京都嵯峨野路を歩く~1

化野(あだしの)から祇王寺辺りまで

嵯峨野(さがの)は京都洛中(らくちゅう)の西にあり、公家たちは西郊(さいこう)と呼んだという。平安時代(へいあんじだい)以来、嵯峨野は天皇(てんのう)や貴族(きぞく)たちの行楽地(こうらくち)であった。愛宕山(あたごやま)のふもと、愛宕念仏寺(おたぎねんぶつじ)から嵐山(あらしやま)を西に眺(なが)め、北に小倉山(おぐらやま)を臨(のぞ)む渡月橋(とげつきょう)辺りまでのおよそ2キロの道を歩く嵯峨野歩きはまことに風情(ふぜい)があって良い。

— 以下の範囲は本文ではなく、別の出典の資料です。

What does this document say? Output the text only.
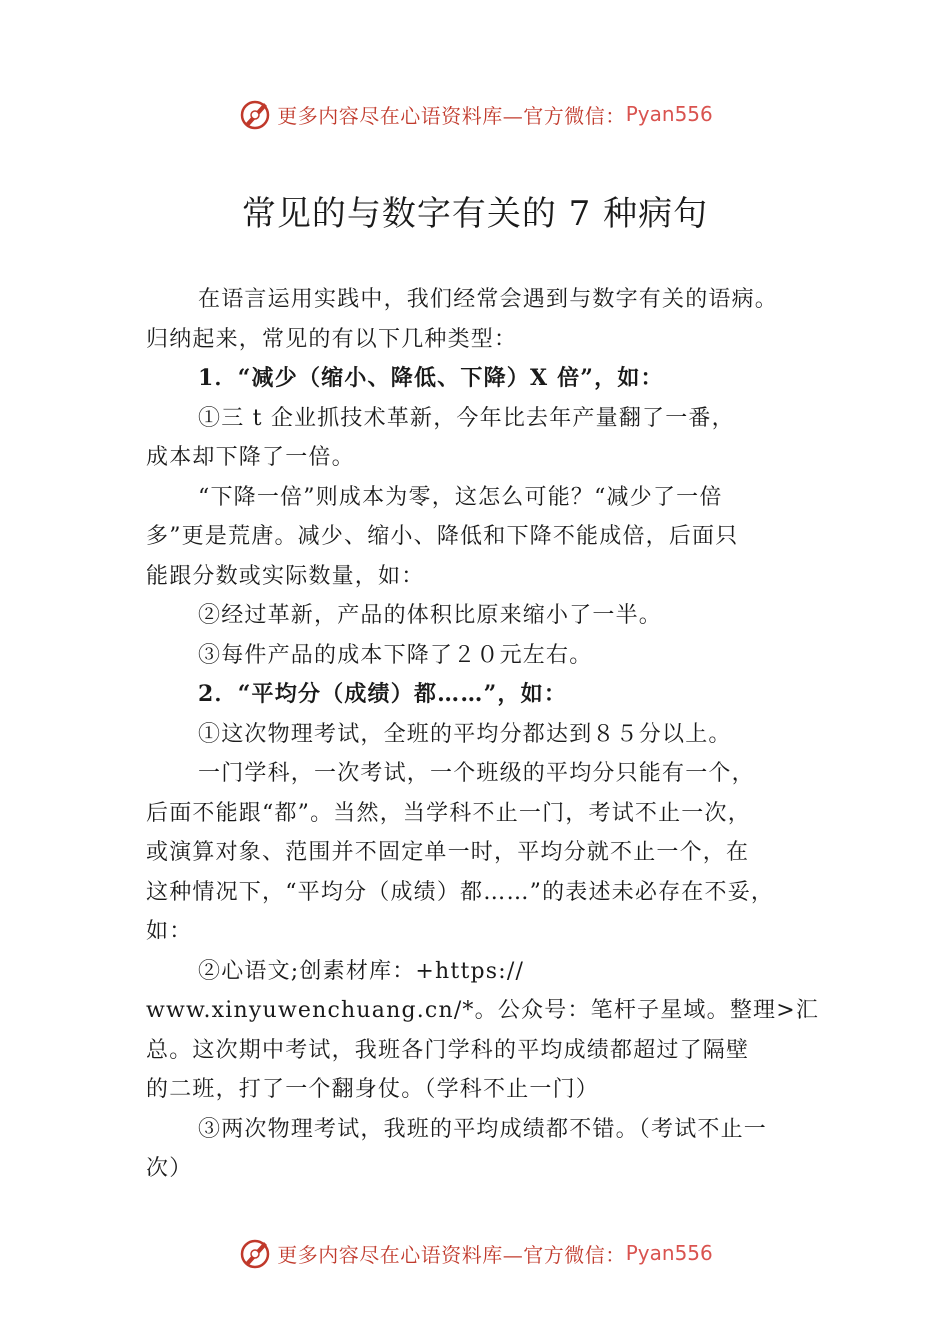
更多内容尽在心语资料库—官方微信： Pyan556
常见的与数字有关的 7 种病句

在语言运用实践中，我们经常会遇到与数字有关的语病。

归纳起来，常见的有以下几种类型：

1．“减少（缩小、降低、下降）X 倍”，如：

①三 t 企业抓技术革新，今年比去年产量翻了一番，

成本却下降了一倍。

“下降一倍”则成本为零，这怎么可能？“减少了一倍

多”更是荒唐。减少、缩小、降低和下降不能成倍，后面只

能跟分数或实际数量，如：

②经过革新，产品的体积比原来缩小了一半。

③每件产品的成本下降了２０元左右。

2．“平均分（成绩）都……”，如：

①这次物理考试，全班的平均分都达到８５分以上。

一门学科，一次考试，一个班级的平均分只能有一个，

后面不能跟“都”。当然，当学科不止一门，考试不止一次，

或演算对象、范围并不固定单一时，平均分就不止一个，在

这种情况下，“平均分（成绩）都……”的表述未必存在不妥，

如：

②心语文;创素材库：+https://

www.xinyuwenchuang.cn/*。公众号：笔杆子星域。整理>汇

总。这次期中考试，我班各门学科的平均成绩都超过了隔壁

的二班，打了一个翻身仗。（学科不止一门）

③两次物理考试，我班的平均成绩都不错。（考试不止一

次）

更多内容尽在心语资料库—官方微信： Pyan556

東の鳥辺野(とりべの)と並んで風葬(ふうそう)の地であった化野(あだしの)に立ち込める儚(はかな)さの気。嵯峨鳥居本(さがとりいもと)に佇む茅葺(かやぶ)き古民家(こみんか)と農家風(のうかふう)町家(まちや)を両脇(りょうわき)に抱える愛宕街道(あたごかいどう)をそぞろ歩けば、うたかたの泡沫(ほうまつ)にも似た人の生涯(しょうがい)であるがひたむきに生きた庶民(しょみん)の暮らしの熱が伝わってくるように感じられる。

八体地蔵(はったいじぞう)の三叉路(さんさろ)を東に直進すれば清凉寺(せいりょうじ)、そして大覚寺(だいかくじ)。右に折れれば小倉山のふもとの竹林である。祇王寺(ぎおうじ)に隠遁(いんとん)した祇王(ぎおう)母子が権力者平清盛(たいらのきよもり)に翻弄(ほんろう)される生き様はまさしく荒波にもまれる小舟(こぶね)であろうか。

名うての好色家(こうしょくか)清盛に飽きられ棄てられて祇王が母妹たちと共にこもった草庵は小倉山の深い森に静かに抱かれて佇む。それでも祇王母子の供養塔(くようとう)を境内(けいだい)に建立(こんりゅう)した清盛の胸中を察するとすれば、気ままな我が身に寄せてくれた祇王の純愛(じゅんあい)へのせめてもの詫(わ)びの念だったのだろうか。

その後まもなくの源平合戦8げんぺいがっせん)で源氏(げんじ)の軍勢に打ち破られて果てる清盛の命も生涯も、葉に結ぶ朝露(あさつゆ)のごとくはかないものである。嵯峨野路には談笑(だんしょう)しながらの散策(さんさく)を楽しむ若い娘たちの歓声(かんせい)が軽(かろ)やかに響(ひび)いている。それもまた人の生である。